Since the late 1800s, Geneseo New York’s “Bear Fountain” has been a fixture in the middle of the street in that small city’s downtown. Once a place where horses were invited to drink, the beloved historic monument now stands as sort of endearing traffic calming piece, subtly reminding cars that Main Street is not a place for speed.
A recent Democrat & Chronicle story in my home city of Rochester, NY stated that the monument has been damaged by cars and trucks hitting it at least 6 times since 2016. The story reports that in April of 2016, the basin piece of the monument was so badly damaged by a truck slamming into it that a new one needed to be made and put in place… but before this could happen, 2 more vehicles smashed the damaged basin in November 2016 and February 2017.

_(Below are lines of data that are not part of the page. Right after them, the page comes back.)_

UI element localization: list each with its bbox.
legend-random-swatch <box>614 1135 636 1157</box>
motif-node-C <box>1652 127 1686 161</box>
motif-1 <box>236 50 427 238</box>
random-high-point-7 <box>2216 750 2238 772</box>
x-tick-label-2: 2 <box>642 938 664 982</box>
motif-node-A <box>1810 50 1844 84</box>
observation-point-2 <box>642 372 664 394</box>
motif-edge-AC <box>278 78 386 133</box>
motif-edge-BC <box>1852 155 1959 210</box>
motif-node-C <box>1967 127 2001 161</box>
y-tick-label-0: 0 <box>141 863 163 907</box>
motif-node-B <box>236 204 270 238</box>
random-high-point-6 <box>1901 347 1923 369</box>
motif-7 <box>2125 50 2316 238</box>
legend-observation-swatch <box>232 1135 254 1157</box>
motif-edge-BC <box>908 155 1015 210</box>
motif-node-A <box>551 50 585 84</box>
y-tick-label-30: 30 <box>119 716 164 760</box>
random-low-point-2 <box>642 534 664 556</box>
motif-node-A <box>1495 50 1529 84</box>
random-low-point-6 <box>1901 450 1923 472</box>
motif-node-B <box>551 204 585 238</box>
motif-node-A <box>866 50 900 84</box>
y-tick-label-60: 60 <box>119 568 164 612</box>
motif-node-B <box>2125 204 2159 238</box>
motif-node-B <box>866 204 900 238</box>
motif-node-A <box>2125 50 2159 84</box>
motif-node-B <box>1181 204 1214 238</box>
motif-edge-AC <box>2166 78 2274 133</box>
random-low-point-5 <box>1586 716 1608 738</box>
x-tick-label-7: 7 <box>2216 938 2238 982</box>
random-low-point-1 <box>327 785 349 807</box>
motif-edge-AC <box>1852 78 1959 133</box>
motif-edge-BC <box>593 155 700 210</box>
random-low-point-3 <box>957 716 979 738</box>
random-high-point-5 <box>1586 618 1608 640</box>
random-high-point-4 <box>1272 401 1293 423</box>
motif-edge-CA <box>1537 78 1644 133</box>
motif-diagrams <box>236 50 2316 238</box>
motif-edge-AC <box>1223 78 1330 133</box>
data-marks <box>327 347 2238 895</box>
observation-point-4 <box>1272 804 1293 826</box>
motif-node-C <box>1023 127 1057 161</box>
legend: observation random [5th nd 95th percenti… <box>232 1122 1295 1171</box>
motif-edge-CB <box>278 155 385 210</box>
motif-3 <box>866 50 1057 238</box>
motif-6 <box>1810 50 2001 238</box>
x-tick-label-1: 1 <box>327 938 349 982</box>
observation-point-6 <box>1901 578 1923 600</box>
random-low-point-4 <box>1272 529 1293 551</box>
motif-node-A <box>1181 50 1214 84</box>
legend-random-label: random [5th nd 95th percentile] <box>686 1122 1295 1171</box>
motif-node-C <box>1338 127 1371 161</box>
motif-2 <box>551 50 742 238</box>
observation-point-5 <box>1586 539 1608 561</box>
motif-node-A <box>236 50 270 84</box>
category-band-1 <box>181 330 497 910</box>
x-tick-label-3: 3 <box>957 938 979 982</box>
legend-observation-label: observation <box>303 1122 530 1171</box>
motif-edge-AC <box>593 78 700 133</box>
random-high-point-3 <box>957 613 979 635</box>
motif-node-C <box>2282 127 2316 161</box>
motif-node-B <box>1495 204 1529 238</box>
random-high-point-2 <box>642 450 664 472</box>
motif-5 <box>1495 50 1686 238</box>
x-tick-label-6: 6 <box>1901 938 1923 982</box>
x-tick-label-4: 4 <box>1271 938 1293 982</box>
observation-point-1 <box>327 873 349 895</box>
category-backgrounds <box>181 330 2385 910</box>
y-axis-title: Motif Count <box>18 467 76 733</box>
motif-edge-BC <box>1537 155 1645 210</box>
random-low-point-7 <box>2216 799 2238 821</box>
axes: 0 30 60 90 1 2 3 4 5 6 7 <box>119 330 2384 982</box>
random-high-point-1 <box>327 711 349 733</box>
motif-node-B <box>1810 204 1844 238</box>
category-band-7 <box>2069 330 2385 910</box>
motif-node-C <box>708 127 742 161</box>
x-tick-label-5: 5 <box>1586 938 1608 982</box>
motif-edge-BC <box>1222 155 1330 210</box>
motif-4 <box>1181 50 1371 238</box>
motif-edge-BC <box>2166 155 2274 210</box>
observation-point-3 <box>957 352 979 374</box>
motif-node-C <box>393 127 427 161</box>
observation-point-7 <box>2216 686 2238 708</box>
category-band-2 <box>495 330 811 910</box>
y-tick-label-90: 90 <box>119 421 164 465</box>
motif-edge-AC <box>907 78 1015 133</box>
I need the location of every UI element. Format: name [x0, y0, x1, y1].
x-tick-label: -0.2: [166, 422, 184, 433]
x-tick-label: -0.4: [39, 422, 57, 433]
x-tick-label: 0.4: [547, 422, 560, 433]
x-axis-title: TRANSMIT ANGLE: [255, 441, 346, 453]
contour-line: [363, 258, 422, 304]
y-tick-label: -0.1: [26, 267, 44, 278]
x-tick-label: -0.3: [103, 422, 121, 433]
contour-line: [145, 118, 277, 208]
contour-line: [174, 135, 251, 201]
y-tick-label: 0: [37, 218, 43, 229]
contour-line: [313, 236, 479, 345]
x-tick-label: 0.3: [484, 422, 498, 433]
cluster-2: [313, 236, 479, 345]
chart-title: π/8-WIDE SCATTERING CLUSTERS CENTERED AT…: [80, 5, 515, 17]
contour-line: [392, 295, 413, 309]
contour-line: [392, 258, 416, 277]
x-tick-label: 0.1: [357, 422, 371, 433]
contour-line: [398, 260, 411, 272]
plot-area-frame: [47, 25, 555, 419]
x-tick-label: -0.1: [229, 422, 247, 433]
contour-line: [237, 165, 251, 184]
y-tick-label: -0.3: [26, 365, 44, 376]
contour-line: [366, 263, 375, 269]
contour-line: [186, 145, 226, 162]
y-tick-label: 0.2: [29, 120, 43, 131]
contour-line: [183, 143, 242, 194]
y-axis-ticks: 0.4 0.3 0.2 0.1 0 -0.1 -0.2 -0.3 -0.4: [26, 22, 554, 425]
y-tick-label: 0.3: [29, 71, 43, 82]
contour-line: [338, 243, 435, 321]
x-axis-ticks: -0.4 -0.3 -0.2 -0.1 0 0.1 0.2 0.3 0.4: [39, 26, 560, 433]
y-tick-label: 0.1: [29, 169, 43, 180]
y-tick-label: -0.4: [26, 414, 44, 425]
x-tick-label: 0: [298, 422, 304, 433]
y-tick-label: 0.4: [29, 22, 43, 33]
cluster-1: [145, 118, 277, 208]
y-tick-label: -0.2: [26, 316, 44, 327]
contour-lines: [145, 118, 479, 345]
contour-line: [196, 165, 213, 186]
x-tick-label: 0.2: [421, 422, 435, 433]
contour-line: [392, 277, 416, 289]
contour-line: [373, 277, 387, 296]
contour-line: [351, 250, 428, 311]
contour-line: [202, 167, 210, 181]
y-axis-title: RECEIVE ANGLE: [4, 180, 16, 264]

The article laughably finishes with the statement “Despite the recent rash of mishaps involving the fountain, there hasn’t been serious talk about relocating it.” If there was ever such a thing as “monument victim-shaming” this is a classic example.
Geneseo has a unique piece of history sitting in the middle of its downtown. The monument also serves as a traffic calming element, keeping speeds reasonable and reminding drivers that this is a place for people. Yet the article concludes with a question of whether to move the structure due to the fact that drivers simply can’t seem to avoid hitting it. To me, that’s sort of like removing a crosswalk if a pedestrian is struck by a car while traversing it. The problem lies with the automobile, not with the Bear Fountain.
Imagine if this structure was damaged by cyclists, skateboarders or electric scooters? Would we be asking whether or not the monument should be moved? No, we would most likely ban those vehicles from the street with a series of signs reinforced by regular patrols. But it would be a cold day in Hell before repeated car-vs.-fountain collisions led to the banning of automobiles from the streets of Geneseo.
In the grand scheme, this is a minor incident, but in a small way it’s representative of how much priority we give to the automobile. Without thought, we assume that the car should always have the right of way, and any object, design or individual that conflicts with this mindset must be changed or removed. It is this mindset that has led to the skyrocketing rates of pedestrian and cycling AND driver/passenger deaths in our country. It is a habit we must break, or at least diminish, before we further jeopardize the safety of our citizens and the fabric of our communities.